Tue 1 Sep 2009, 09:19 GMT

Singapore refinery to close in May 2010


ExxonMobil is scheduled to shut down its Jurong Island plant for routine maintanance.



Oil major Exxon Mobil Corp is scheduled to shut down its Jurong Island refinery in Singapore, the smaller of its two facilities in the city state, for a month from May next year.

The routine maintenance shutdown of the 296,000 barrels-per-day facility will last from early May to early June and includes taking down in stages both the plant's crude distillation units (CDUs), according to industry sources.

The Jurong Island facility operates two crude distillation units (CDUs) with a capacity of approximately 115,000 bpd and 185,000 bpd. The smaller one was shut for over two weeks in May 2007 after a fire.

Industry sources said some other secondary units at the plant, which produce mainly middle distillates such as gas oil and jet fuel, will also be taken down in stages.

Traders said the shutdown is unlikely to have a major impact on the products market as planning is being carried out long in advance and the country's other refinery will also be running.

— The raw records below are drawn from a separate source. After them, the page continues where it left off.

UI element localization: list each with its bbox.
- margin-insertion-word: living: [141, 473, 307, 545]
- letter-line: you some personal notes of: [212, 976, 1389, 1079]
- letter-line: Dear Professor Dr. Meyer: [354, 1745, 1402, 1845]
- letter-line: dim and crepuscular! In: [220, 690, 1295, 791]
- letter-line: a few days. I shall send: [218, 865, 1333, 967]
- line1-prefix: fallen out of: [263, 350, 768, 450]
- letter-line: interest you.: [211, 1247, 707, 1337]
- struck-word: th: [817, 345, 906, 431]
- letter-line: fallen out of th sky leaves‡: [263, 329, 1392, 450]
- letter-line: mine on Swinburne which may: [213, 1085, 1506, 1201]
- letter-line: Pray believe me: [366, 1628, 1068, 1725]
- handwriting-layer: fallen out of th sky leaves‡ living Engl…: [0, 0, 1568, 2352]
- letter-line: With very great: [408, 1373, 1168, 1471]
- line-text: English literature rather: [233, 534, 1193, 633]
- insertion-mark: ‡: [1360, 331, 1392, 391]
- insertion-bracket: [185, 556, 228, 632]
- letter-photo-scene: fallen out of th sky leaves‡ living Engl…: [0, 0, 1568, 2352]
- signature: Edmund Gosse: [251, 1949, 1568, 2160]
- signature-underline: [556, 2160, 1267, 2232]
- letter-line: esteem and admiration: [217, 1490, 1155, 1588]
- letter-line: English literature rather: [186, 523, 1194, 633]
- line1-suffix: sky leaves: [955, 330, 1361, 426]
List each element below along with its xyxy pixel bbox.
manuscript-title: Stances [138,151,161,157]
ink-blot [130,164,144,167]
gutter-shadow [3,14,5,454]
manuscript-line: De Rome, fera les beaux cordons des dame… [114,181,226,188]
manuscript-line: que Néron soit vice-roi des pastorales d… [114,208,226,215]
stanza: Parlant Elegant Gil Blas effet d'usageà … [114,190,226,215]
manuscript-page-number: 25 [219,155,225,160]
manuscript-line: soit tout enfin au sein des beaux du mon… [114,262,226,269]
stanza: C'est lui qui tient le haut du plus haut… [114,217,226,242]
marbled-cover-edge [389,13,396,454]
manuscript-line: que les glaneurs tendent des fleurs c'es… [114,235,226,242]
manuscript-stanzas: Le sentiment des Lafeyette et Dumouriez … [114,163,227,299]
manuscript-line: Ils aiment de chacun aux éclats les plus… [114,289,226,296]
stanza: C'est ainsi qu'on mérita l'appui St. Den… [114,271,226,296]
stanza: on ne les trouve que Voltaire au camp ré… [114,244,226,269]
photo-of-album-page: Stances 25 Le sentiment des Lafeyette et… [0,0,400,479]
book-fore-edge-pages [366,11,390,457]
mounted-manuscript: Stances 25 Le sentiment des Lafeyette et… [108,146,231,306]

In addition, the middle distillates market has been weak since the beginning of the year and has seen refineries around the world running at reduced rates of between 70-85 percent. The three refiners in Singapore - ExxonMobil, Shell and Singapore Refining Co - have been running at 80-85 percent capacity, compared to more than 90 percent when the market was healthier.

Together with Exxon's 309,000-bpd refinery on mainland Singapore, the facility is the world's fifth largest such complex.

Earlier this year, the U.S oil major carried out maintenance at both its mainland and Jurong Island refineries between February and the end of April.

Visbreaking units at both plants were shut in stages, which in turn had an impact on the production of fuel oil between early-March and April. It led to the company running short of fuel oil to sell to the Singapore fuel oil cargo market and supplies to the Hong Kong bunker market were also said to have decreased as a consequence.

ExxonMobil's fuel oil supplies from its mainland refinery are drawn from its three visbreaking units, which crack residues left over from the crude distillation units into higher-value products.

When monthly production is running normally at around 600,000-650,000 tonnes, Exxon reportedly sells around 50 percent to the Singapore bunker market and 40,000-80,000 tonnes to the Singapore cargo market. Approximately 200,000-250,000 tonnes are also sent to Hong Kong.

According to data released by the Maritime and Port Authority (MPA), ExxonMobil was the second largest supplier in Singapore in 2008 behind BP Singapore Pte Ltd.